Stores on Mission hope to join forces 

Business owners are looking to group together due to the "fear of the unknown" about the city’s Mission Street redevelopment plan.

Gus Samayoa, owner of Par Auto Body on the 7300 block of Mission, said that communication between businesses on Mission and the city of Daly City has not been clear and has led to store owners fearing eminent domain and redevelopment.

The city has ardently maintained that eminent domain — a tool that cities use to purchase land — is not even close to being considered inside the Mission Street portion of the Mission Street-Junipero Serra Boulevard Commercial Business District.

The goal of Daly City’s business district plan is to create more jobs and affordable housing as well as improve roads, public facilities and Mission Street as a commercial corridor.
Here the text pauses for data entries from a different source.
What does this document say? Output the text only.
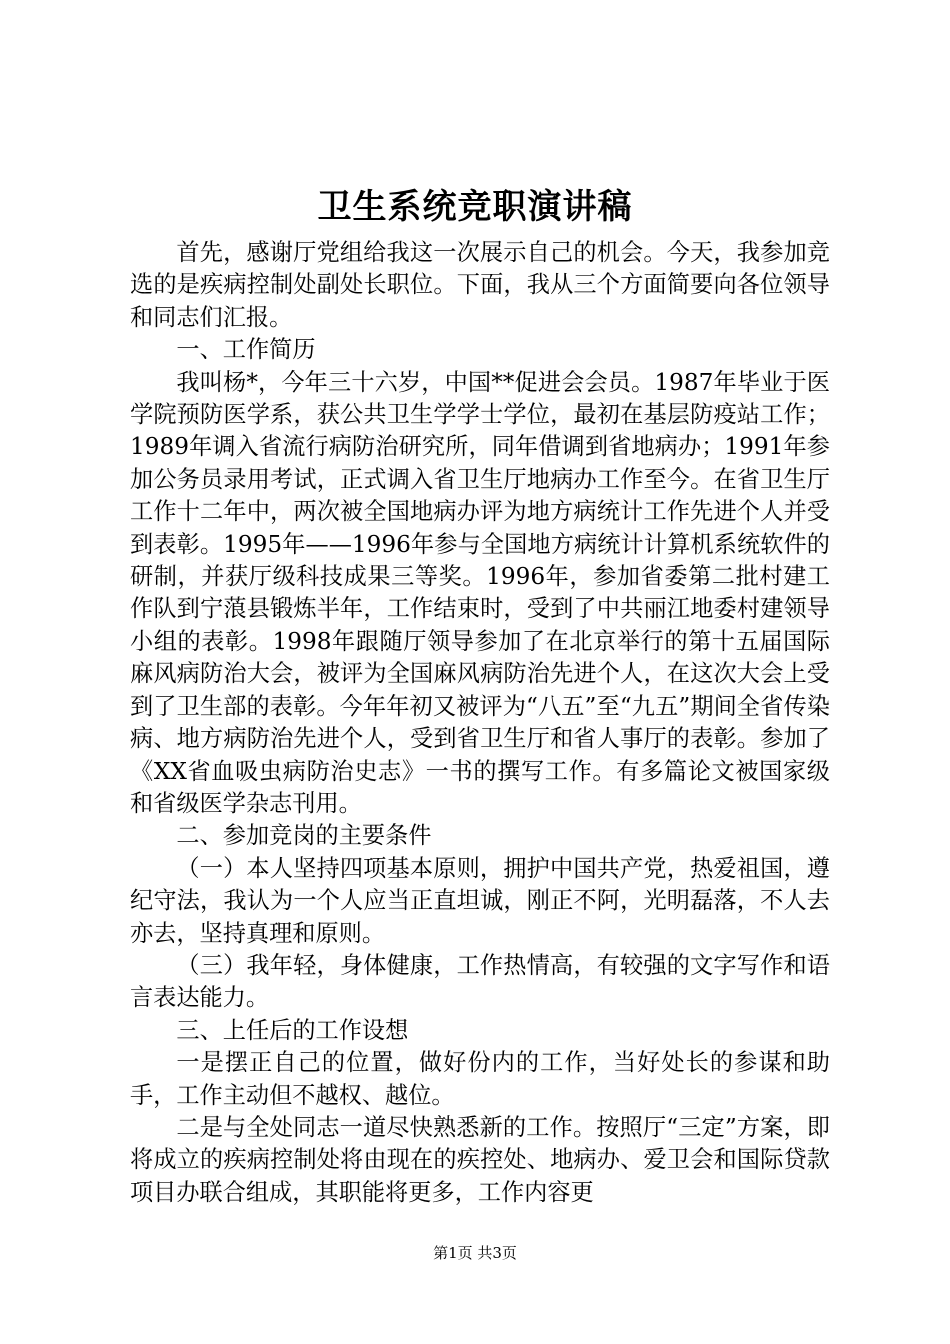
卫生系统竞职演讲稿

首先，感谢厅党组给我这一次展示自己的机会。今天，我参加竞选的是疾病控制处副处长职位。下面，我从三个方面简要向各位领导和同志们汇报。

一、工作简历

我叫杨*，今年三十六岁，中国**促进会会员。1987年毕业于医学院预防医学系，获公共卫生学学士学位，最初在基层防疫站工作；1989年调入省流行病防治研究所，同年借调到省地病办；1991年参加公务员录用考试，正式调入省卫生厅地病办工作至今。在省卫生厅工作十二年中，两次被全国地病办评为地方病统计工作先进个人并受到表彰。1995年——1996年参与全国地方病统计计算机系统软件的研制，并获厅级科技成果三等奖。1996年，参加省委第二批村建工作队到宁蒗县锻炼半年，工作结束时，受到了中共丽江地委村建领导小组的表彰。1998年跟随厅领导参加了在北京举行的第十五届国际麻风病防治大会，被评为全国麻风病防治先进个人，在这次大会上受到了卫生部的表彰。今年年初又被评为“八五”至“九五”期间全省传染病、地方病防治先进个人，受到省卫生厅和省人事厅的表彰。参加了《XX省血吸虫病防治史志》一书的撰写工作。有多篇论文被国家级和省级医学杂志刊用。

二、参加竞岗的主要条件

（一）本人坚持四项基本原则，拥护中国共产党，热爱祖国，遵纪守法，我认为一个人应当正直坦诚，刚正不阿，光明磊落，不人去亦去，坚持真理和原则。

（三）我年轻，身体健康，工作热情高，有较强的文字写作和语言表达能力。

三、上任后的工作设想

一是摆正自己的位置，做好份内的工作，当好处长的参谋和助手，工作主动但不越权、越位。

二是与全处同志一道尽快熟悉新的工作。按照厅“三定”方案，即将成立的疾病控制处将由现在的疾控处、地病办、爱卫会和国际贷款项目办联合组成，其职能将更多，工作内容更

第1页 共3页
Some have questioned how those goals would affect local business along Mission Street, especially less pedestrian-friendly shops. The plan is expected to come before the City Council soon, but no specific date has been set.

One possible solution to try and calm the nerves of business owners is the rebirth of the Mission Merchants Association. The association, after roughly 40 years in existence, disbanded in 2004 after it "fell apart" thanks to non-Daly City business owners dominating the board, said former president Marian Mann.

Merchants believe re-establishing the association, under the new title of Mission Street Merchants Association, will not only bridge the communication between merchants and the city, but between the merchants themselves.

"There was a lot of communication between small (businesses) and the city" when the association was around, said Councilwoman Carol Klatt.

Klatt, who supports the re-formation of the merchants association, said that merchants have struggled to bring the association back since January 2006.

A group of merchants plan to hold a forum on April 30 to bring business together and hash out talks about forming a new association. The forum would discuss the business district plan and have the city "explain exactly what redevelopment is and what they’re looking at," Samayoa said.

"Sometimes the fear of the unknown is worse than the known, and that’s what Daly City is going through, especially on Mission Street," Samayoa said.

Cities like San Mateo and its Rail Corridor Plan have tapped all space available for development and look to central locations near mass transit for redevelopment.

Businesses in those areas have shown concern about being displaced for newer shops, and automotive businesses along Mission share similar concerns, Samayoa said.